Expressing the Overflow
I want to wrap up this letter with a note of prophetic encouragement. The “worship moments” we have talked about—from personal experience, from examples in Scripture, and from Derek Prince’s teaching—are not beyond our reach. They are available to us.
As Romans 10:8 says, “The word is near you, in your mouth, and in your heart.” If you and I keep our eyes open, we will experience such moments. The event may come unexpectedly—a sudden awareness and recognition of the power and glory of the Lord Jesus all around us and in our own lives. Watch for it.

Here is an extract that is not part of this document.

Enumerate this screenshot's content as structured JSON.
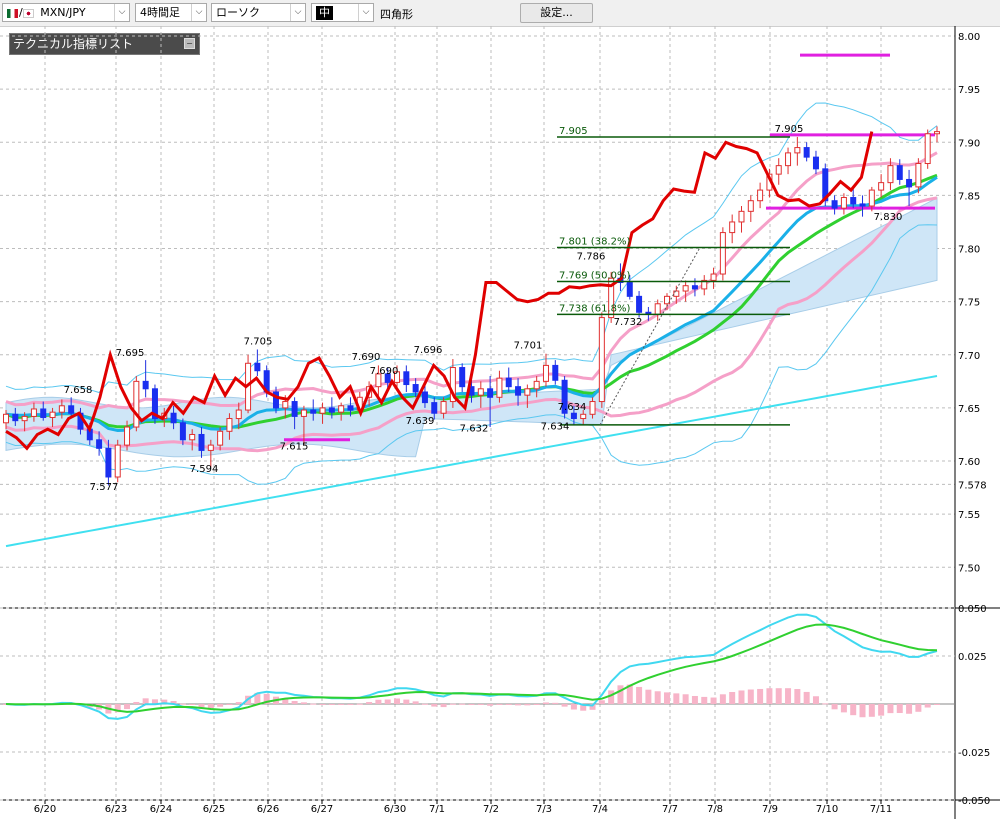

Wait for it with expectancy.
What should we do at such significant times?
We can simply let our mouths express what is overflowing in our hearts. We can create a “magnificat” of our own—simple praise, worship, and adoration for Jesus, our Lord. What might that look like or sound like? Maybe we can recite and personalize what Mary, Zacharias, or Paul said in their moment. Or, another suggestion might be to join with the multitude of heavenly voices spoken of in Revelation 19:1 in exclaiming: “Alleluia! Salvation and glory and honor and power belong to the Lord our God!” (There is a wonderful YouTube video, “Revelation 19:1” by the Maverick City worship team.)
Isn’t this very month a time designated for such an outpouring of thanksgiving? Wouldn’t this be a perfect season to be on the lookout for opportunities to give glory to Jesus? What will be at the core of our adoration? A deep sense of awesome wonder!